Earnings
Definition
An earnings report is the quarterly financial disclosure a public company files with the SEC, revealing revenue, earnings per share (EPS), profit margins, and forward guidance — it's the most significant regular catalyst for individual stocks, and the gap it creates on the morning of the report can define an entire trading week.
Example
“The stock was up 18% pre-market after reporting EPS of $2.14 vs. the $1.87 estimate — a $0.27 beat with raised guidance for next quarter. That combination is the cleanest earnings catalyst. I waited for the pullback to VWAP and traded the continuation.”
Detailed Explanation
Earnings season happens four times per year as companies report quarterly results — typically in January, April, July, and October, with S&P 500 companies concentrated in a 3-4 week window each quarter. The two most important numbers are EPS (earnings per share, the profit per share after taxes) vs. Wall Street's consensus estimate, and revenue vs. the revenue estimate. A "beat" on both typically triggers a gap-up; a "miss" on either triggers a gap-down.

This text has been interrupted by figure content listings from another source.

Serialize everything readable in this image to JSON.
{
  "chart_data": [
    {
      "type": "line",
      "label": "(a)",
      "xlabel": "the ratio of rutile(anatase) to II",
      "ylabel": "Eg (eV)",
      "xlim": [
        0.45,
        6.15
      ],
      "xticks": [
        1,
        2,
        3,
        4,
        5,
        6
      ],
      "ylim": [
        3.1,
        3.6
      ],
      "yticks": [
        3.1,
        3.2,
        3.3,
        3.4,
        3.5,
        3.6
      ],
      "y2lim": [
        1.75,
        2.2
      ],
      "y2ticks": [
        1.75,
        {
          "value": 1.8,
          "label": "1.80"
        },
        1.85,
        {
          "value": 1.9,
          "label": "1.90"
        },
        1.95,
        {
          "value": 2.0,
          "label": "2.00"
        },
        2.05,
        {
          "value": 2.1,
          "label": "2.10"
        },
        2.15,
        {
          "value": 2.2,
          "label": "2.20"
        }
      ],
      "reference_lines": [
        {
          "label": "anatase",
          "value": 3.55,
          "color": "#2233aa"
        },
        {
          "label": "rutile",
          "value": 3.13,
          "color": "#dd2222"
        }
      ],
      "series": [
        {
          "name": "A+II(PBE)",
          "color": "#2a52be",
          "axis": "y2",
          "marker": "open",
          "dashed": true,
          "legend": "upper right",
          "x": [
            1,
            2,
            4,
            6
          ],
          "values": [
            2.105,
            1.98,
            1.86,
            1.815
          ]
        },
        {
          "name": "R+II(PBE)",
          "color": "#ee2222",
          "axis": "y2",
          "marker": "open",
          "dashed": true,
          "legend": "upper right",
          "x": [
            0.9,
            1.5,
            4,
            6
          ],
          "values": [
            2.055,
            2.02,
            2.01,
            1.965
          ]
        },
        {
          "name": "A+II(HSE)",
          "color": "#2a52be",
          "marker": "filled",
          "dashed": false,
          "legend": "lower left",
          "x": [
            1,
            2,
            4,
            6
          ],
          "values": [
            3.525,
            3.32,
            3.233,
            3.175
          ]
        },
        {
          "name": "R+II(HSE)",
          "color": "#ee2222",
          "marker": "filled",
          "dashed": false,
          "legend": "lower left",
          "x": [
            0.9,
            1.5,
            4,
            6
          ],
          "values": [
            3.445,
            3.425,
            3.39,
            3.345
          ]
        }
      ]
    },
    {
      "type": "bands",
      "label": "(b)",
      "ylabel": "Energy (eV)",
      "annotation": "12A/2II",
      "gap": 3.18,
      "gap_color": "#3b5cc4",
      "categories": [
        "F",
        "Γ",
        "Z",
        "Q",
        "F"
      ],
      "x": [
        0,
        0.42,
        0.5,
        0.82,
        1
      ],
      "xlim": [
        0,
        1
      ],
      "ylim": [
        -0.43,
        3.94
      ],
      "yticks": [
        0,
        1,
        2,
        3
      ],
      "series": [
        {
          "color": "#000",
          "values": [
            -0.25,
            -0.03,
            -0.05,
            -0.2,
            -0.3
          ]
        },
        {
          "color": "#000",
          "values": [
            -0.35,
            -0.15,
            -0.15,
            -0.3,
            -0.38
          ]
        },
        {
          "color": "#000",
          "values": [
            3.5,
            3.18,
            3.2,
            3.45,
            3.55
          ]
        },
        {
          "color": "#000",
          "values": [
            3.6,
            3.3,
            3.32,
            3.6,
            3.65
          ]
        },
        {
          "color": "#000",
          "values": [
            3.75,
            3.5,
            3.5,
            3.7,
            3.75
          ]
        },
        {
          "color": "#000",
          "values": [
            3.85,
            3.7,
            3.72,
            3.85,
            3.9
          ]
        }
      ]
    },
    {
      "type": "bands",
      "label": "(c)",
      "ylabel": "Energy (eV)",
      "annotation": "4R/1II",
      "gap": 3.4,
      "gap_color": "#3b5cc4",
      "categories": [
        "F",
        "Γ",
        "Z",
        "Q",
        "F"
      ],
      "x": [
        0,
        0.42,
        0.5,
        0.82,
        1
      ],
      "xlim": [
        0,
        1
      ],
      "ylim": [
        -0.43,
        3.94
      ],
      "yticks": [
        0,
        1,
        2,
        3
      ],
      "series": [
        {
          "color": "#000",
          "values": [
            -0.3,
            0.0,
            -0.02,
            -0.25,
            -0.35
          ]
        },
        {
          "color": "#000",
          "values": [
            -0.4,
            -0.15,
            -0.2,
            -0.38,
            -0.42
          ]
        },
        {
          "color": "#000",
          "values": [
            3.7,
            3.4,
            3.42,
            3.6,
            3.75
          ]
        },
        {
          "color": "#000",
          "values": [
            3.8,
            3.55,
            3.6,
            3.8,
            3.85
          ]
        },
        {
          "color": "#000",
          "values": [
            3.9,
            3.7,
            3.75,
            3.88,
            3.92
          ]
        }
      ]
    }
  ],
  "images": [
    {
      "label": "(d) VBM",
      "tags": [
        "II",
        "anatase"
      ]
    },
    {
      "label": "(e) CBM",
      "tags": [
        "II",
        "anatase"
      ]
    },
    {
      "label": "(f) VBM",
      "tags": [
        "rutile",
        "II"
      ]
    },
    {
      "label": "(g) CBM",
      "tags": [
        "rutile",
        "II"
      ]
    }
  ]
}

But the forward guidance is often even more important than the headline numbers — a company can beat estimates and still fall if it guided lower for the next quarter.

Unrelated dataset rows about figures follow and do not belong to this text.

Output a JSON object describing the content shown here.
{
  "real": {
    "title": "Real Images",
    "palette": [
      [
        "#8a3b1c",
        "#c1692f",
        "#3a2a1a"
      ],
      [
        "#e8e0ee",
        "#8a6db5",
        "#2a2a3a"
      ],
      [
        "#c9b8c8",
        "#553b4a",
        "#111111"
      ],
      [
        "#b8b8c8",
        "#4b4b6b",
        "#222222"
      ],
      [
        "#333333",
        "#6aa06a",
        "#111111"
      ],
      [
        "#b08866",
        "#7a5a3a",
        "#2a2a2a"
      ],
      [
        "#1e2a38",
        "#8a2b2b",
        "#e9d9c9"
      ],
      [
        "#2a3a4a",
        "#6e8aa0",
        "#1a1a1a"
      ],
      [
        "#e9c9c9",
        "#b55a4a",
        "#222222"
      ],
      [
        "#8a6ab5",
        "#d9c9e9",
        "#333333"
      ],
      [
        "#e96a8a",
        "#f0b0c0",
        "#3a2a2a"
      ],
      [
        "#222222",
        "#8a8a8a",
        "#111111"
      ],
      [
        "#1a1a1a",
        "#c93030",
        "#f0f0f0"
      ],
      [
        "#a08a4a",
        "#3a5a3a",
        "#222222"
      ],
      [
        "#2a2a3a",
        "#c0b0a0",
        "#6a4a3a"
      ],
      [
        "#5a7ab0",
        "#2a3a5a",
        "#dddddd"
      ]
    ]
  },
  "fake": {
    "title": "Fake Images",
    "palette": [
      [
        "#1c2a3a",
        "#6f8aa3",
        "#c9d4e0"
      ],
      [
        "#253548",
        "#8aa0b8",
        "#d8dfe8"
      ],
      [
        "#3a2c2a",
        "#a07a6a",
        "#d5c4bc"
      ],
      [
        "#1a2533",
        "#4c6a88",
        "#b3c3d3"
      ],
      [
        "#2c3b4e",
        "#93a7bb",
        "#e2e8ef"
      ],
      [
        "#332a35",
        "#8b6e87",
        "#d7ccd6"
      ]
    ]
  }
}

For traders, the earnings setup is about the expected move embedded in options pricing (the implied move) vs. the actual move. Before earnings, options traders bid up implied volatility to price in the uncertainty of the event, creating an implicit ±X% expected move. If the stock moves less than expected, volatility sellers win. If it moves more, volatility buyers win. Many experienced traders specifically target earnings plays by either selling premium before (collecting the IV that gets crushed post-announcement) or buying straddles if they expect a larger-than-expected move. Knowing the implied move before you trade an earnings setup is non-negotiable.

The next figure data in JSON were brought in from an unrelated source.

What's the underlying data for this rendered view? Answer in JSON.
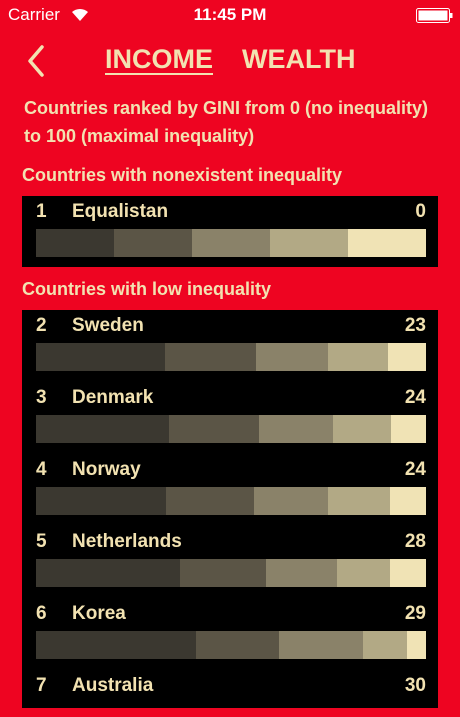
{
  "status_bar": {
    "carrier": "Carrier",
    "time": "11:45 PM"
  },
  "nav": {
    "tabs": [
      "INCOME",
      "WEALTH"
    ]
  },
  "description": "Countries ranked by GINI from 0 (no inequality) to 100 (maximal inequality)",
  "sections": [
    {
      "heading": "Countries with nonexistent inequality",
      "countries": [
        {
          "rank": 1,
          "name": "Equalistan",
          "gini": 0,
          "shares": [
            20,
            20,
            20,
            20,
            20
          ]
        }
      ]
    },
    {
      "heading": "Countries with low inequality",
      "countries": [
        {
          "rank": 2,
          "name": "Sweden",
          "gini": 23,
          "shares": [
            33.2,
            23.1,
            18.5,
            15.4,
            9.8
          ]
        },
        {
          "rank": 3,
          "name": "Denmark",
          "gini": 24,
          "shares": [
            34.2,
            22.9,
            19,
            14.9,
            9
          ]
        },
        {
          "rank": 4,
          "name": "Norway",
          "gini": 24,
          "shares": [
            33.4,
            22.6,
            19,
            15.7,
            9.3
          ]
        },
        {
          "rank": 5,
          "name": "Netherlands",
          "gini": 28,
          "shares": [
            37,
            22.1,
            18,
            13.6,
            9.3
          ]
        },
        {
          "rank": 6,
          "name": "Korea",
          "gini": 29,
          "shares": [
            41.1,
            21.1,
            21.6,
            11.3,
            4.9
          ]
        },
        {
          "rank": 7,
          "name": "Australia",
          "gini": 30
        }
      ]
    }
  ]
}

Day traders who trade stocks after earnings are essentially trading the market's reaction to new information. The first 15-30 minutes after a big earnings gap are the most volatile and often least reliable — the initial reaction is filled with both genuine institutional repositioning and retail FOMO. Many experienced traders let the first candle form, identify VWAP, and wait for the stock to either hold key levels and continue or fail and begin to fill the gap. The cleanest setups come after the initial chaotic volatility settles and a clear directional bias establishes itself against a logical, clean level.